The brief was broad – write something about being in the North-East, not a part of the world he knows particularly well. His poem is called Holy Island, so no prizes for guessing the subject.
It finds the poet and his partner on the mainland looking across the water to the island.
“I’ve never been there but it’s been on my wish list of places to go since I first became aware of its existence as a teenager,” he says.
“I thought I’ll write a poem about going to Holy Island. But no, I haven’t been there, so I’ll write a poem about not going to Holy Island, but wanting to go there.
“I left that lying around in my mind for a bit and then I thought I’ll write a love poem as well about wanting to go there with her.”
Motion was appointed poet laureate in 1999, following the death of Ted Hughes. Until then, the post had been for life with a yearly stipend of £200 and a butt of canary wine. He got a pay rise but said he’d only do it for ten years.
During that time, he’s proudest of seeing the Poetry Archive go online. It now has 200,000 visitors a month, listening to a million and a half pages of poetry. “It’s phenomenal and has done good for poetry, but I couldn’t have done it had I not been called poet laureate. Nobody would have given me the money. They’d have thought, nice idea, who are you? And that would have been it,” he says.
THE poet laureate, previously seen as being there to write poems for special national and royal occasions, has become more high-profile during Motion’s tenure. It might not make the cover of Heat, but has edged into the celebrity culture.
There’s a price to be paid for that, he points out. “Your privacy gets invaded, you get a lot of journalists being interested in things you don’t particularly want them to be interested in. That all has to be negotiated.
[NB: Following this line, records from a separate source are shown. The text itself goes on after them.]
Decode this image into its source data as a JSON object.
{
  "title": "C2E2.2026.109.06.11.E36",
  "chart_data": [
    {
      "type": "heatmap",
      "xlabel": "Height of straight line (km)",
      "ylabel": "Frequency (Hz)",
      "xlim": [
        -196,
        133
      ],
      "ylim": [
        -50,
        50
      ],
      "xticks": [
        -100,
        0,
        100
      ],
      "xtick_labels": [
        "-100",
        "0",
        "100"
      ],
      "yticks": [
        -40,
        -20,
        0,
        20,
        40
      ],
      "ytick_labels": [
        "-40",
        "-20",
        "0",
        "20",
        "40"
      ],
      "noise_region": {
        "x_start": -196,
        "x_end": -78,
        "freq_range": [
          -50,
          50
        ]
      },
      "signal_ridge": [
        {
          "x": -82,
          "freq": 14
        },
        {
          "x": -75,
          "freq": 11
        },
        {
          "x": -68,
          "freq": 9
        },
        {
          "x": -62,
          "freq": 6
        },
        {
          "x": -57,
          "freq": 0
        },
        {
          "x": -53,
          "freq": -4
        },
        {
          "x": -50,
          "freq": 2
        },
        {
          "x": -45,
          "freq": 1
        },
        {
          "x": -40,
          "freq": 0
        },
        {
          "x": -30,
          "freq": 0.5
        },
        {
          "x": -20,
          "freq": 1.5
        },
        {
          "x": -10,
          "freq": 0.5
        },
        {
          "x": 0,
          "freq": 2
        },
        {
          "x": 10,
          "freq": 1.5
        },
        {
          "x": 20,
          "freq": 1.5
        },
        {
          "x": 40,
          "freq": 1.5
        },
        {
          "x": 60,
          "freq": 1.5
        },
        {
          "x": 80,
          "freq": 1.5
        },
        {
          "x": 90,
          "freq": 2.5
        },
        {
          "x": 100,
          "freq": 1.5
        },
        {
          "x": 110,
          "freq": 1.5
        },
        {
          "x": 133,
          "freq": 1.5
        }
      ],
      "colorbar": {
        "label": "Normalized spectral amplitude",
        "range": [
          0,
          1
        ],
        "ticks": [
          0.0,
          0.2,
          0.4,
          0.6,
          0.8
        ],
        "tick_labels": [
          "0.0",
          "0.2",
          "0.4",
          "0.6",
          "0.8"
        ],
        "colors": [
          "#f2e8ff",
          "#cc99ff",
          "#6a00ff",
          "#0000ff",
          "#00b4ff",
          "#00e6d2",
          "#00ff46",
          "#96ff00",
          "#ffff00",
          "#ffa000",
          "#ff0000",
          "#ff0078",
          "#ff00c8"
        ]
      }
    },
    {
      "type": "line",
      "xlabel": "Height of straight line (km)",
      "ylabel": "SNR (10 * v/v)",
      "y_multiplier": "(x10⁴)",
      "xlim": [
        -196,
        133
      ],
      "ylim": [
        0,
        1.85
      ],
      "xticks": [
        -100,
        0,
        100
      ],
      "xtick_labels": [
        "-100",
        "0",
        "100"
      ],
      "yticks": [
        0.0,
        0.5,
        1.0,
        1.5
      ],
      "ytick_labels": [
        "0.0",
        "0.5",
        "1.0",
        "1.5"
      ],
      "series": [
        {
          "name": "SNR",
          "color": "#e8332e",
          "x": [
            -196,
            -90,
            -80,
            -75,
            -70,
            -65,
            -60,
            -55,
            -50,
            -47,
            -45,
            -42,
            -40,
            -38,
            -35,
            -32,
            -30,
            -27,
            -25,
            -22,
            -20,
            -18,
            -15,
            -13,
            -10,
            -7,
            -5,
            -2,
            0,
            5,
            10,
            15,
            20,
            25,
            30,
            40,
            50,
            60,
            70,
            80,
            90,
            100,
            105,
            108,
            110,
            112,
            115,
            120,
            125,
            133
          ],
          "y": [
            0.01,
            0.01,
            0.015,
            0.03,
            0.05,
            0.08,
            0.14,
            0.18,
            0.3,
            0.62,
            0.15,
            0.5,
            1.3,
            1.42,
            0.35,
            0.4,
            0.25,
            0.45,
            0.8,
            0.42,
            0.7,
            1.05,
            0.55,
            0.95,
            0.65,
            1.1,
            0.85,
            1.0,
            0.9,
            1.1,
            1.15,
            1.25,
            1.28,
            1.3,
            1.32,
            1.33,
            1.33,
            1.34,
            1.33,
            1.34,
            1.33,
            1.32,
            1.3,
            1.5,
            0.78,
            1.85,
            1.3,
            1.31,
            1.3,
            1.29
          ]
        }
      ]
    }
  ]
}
But it must be good for poetry, provided you can use all that for the greater good of poetry.”
He was adamant that ten years was long enough to be poet laureate.
Not that he wants to give the impression that he regrets taking the post. “I’m very glad I did – and very glad that I’m not doing it any more,”
he says.
“As far as writing is concerned, there are obviously difficult boulders to lift in terms of writing poems about things you have very strong or emotional feelings.
“But the most insidious and most significant of all is that, if you’re poet laureate and being commissioned to write poems, they’re appearing in places poems don’t normally appear, such as newspapers and on radio and the television.
You know you’re going to be read by a lot of people who don’t normally read poems and that, in turn, creates a curious sense of responsibility for making them comprehensible.
“That can be quite difficult if you’re the sort of poet who likes to go in through the side door or the back door of a subject, which I am, and you suddenly feel you’re having to go in through the front door.”
There’s a sense of relief and lack of responsibility now he’s no longer poet laureate. “To know when I sit down to write a poem I don’t have to please anybody, and don’t have to make it immediately ‘gettable’ is a form of imaginative restoration I’m very pleased to have.
“It’s probably for that reason more than any other that six months ago, when I gave it up, I started writing poems much more freely than I’ve ever done in my life before.”
Does he see himself as a poet or a writer, I wonder. “I’m a poet who writes other things,”
comes his reply. He’s thought about it a lot because Philip Larkin, the subject of a 1993 biography by Motion, has writer on his gravestone.
“I want poet on mine, but want people to know I’ve written other things,” says Motion.
“I’ve tried to do good for poetry because poetry puts people in touch with their deep selves. It’s primitive, although we might grow up to learn the complicated language to talk about it if we’re teaching it at a certain level.”
“What is the first poem anybody hears,” he asks. “Goo-goo,” he answers, making baby noises.
“What’s the second thing they do around poetry?
Standing in the corner of the playground chanting.
“We should never forget that primitive human relish for words, a certain form of nonsense or not making precise sense in the way we expect a newspaper article to make sense."